Class A contains data in an attribute. A method of Class B needs access to those data.

|-----class A-----| |-----class B-----|
| Attribut x <--- |---|--Method y |
|-------------------| |-------------------|

How to do this?
Usually, I would hand over the needed values x, when class B is initiated (somehow like call by value): instance of B = B(value x)
The issue: class B will also change and update the value of x and a 3rd class C needs later access to this updated value. Which somehow makes me thinking in the direction of handing over a pointer of value x to class B (which I think you don't do in Python).
You can think of class A as a "data-storage".

(Another thought I had was to use inheritance ... but doesn't look for me the right choice, because this problem is not about common attributes, etc.)

Side note: where I have this problem
Indeed, I am more interested how in general the solution to such a problem should look like - is there a general concept? Nonetheless, I have this problem currently in following situation: with PyQt6 I designed a GUI. This GUI displays data coming from class A (which class B gets through "call by value"). But the GUI also allows the user to change the displayed data. Those changes should now be stored back into class B.
(Remark: the code, especially from the GUI, is very long already, so I did not copy it here to avoid to much noise)
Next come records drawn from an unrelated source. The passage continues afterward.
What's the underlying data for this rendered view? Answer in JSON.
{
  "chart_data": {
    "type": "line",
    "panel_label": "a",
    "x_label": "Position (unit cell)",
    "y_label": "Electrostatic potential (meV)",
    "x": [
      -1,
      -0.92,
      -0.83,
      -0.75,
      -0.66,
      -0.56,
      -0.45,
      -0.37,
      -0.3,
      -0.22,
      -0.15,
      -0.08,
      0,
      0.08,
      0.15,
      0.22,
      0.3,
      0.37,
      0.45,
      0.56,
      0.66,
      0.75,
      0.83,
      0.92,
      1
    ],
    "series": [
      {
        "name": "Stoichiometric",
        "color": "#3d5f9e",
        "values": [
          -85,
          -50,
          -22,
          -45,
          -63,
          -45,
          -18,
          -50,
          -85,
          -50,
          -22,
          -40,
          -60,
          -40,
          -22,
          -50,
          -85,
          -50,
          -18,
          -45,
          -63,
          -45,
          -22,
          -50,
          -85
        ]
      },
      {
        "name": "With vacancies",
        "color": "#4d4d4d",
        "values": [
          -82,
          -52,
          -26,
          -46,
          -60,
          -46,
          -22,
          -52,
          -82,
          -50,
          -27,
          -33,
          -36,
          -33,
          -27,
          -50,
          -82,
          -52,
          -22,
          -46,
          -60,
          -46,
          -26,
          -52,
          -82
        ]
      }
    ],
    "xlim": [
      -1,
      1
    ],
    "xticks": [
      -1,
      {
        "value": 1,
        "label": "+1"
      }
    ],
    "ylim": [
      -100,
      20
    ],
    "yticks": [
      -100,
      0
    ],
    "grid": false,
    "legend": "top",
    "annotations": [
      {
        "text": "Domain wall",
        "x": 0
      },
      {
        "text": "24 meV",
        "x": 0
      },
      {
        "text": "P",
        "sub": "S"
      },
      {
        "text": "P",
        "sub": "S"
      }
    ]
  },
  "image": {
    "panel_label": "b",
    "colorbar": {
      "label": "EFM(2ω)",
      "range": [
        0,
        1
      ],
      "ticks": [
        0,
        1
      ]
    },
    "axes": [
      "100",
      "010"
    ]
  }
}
Thanks in advance for all comments, tips, hints, etc.
It is not a good idea to have a class reference attributes of an unrelated (not a superclass) class. It is almost acceptable if class B is responsible for creating creating instances of class A. "I brought you into this world and I can can check your credit card balance." It is still bad parenting, but sometimes required. If there are A objects outside the scope of B, and B does things other than cater to A, it is a better design to have a helper function that knows about A and B and implements the passage of information between them.

As to the PyQt example, I would either bind the control's signal to a method in A, or have the control call a helper function that knows about A.